Brock Township is reminding residents to be wary of bears after one was spotted along the Cannington nature trail.
In a message to residents Wednesday (June 7), the Township urged residents to exercise caution and shared a wealth of information on how to avoid an encounter with a bear.
“Their entire life revolves around food. When they are not hibernating, bears spend most of their time looking for food. From the time they come out of hibernation until berry crops are available, bears live off their stored fat and the limited energy provided by fresh spring greens. They get most of their food energy by feeding on summer berry crops like blueberries, raspberries, and cherries. In the fall, they turn their attention to hazel nuts, mountain ash, acorns and beech nuts,” reads the Bear Wise bulletin from the Province.
“Though black bears will eat carrion, insects, fish, deer fawns and moose calves, the bulk of their diet is plant material. Their natural preference is to find lots of high energy food – like berry patches – that will help them fatten up fast. Their survival and ability to have and raise young depend on their ability to put on weight before going into winter hibernation. The availability of their natural food varies from season to season and from year to year. When natural food sources are poor, black bears will travel long distances to seek out alternative sources of food.”
While bears typically avoid humans, they are attracted into urban and rural areas to get food.
“When bears pick up a scent with their keen noses, they will investigate it. If they find bird food, garbage or pet food they will return as long as the food source is available,” the bulletin reads.
One of the easiest ways of avoiding contact with a bear is removing or mitigating attractants.

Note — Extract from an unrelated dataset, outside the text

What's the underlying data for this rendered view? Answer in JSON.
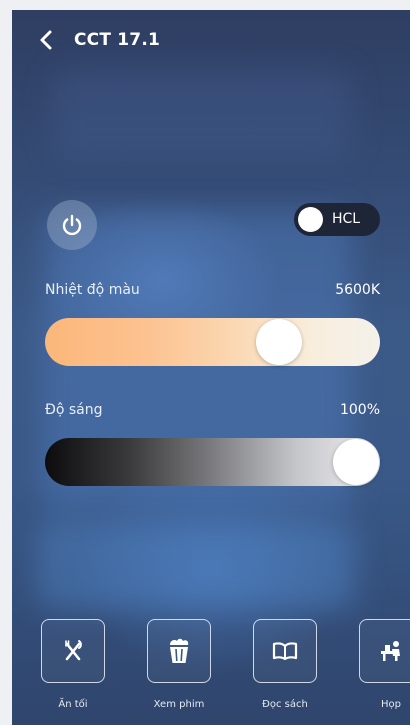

They include:
- Put garbage out only on the morning of garbage day, not the night before;
- Put garbage in containers that have tight-fitting lids and store it in a bear-proof location such as your basement or a sturdy garage;
- Spray garbage cans and lids with bleach or another a strong disinfectant;
- Take garbage to the dump often, if you do not have curbside pick-up;
- Fill bird feeders only through the winter months;
- Put away feeders in the spring and instead, offer birds natural alternatives (e.g. flowers, nesting boxes, fresh water);
- Do not leave pet food outdoors, including porches and screened-in areas;
Fruits and berries
- Pick all ripe and fallen fruit from trees and shrubs on your property;
- Plant non-fruit bearing trees and shrubs;
- Burn off food residue and wash the grill right away;
- Empty the grease trap every time you barbecue; and,
- Remove all utensils, dishes and food after eating;
If you do see a black bear, don’t panic.
“When bears are caught off guard, they are stressed, and usually just want to flee. Generally, the noisier the bear is, the less dangerous it is, provided you don’t approach the bear. The noise is meant to ‘scare’ you off and acts as a warning signal,” the bulletin reads.
Follow these tips:
- Do not try to get closer to the bear for a better look or picture;
- Make sure the bear has a clear escape route — don’t corner a bear;
- Always watch the bear and slowly back away until the bear is out of sight;
- Get inside, if you are near a building or vehicle;
- Leave the area, if you are berry-picking, hiking, camping, jogging or cycling;
- If you are with others, stay together and act as a group; and,
- If the bear does not get closer to you, slowly back away, talking to the bear in a quiet, monotone voice.
Residents are asked to call the Bear Wise reporting line at 1-866-514-2327 if a bear is spotted roaming around. In an emergency situation, call 911.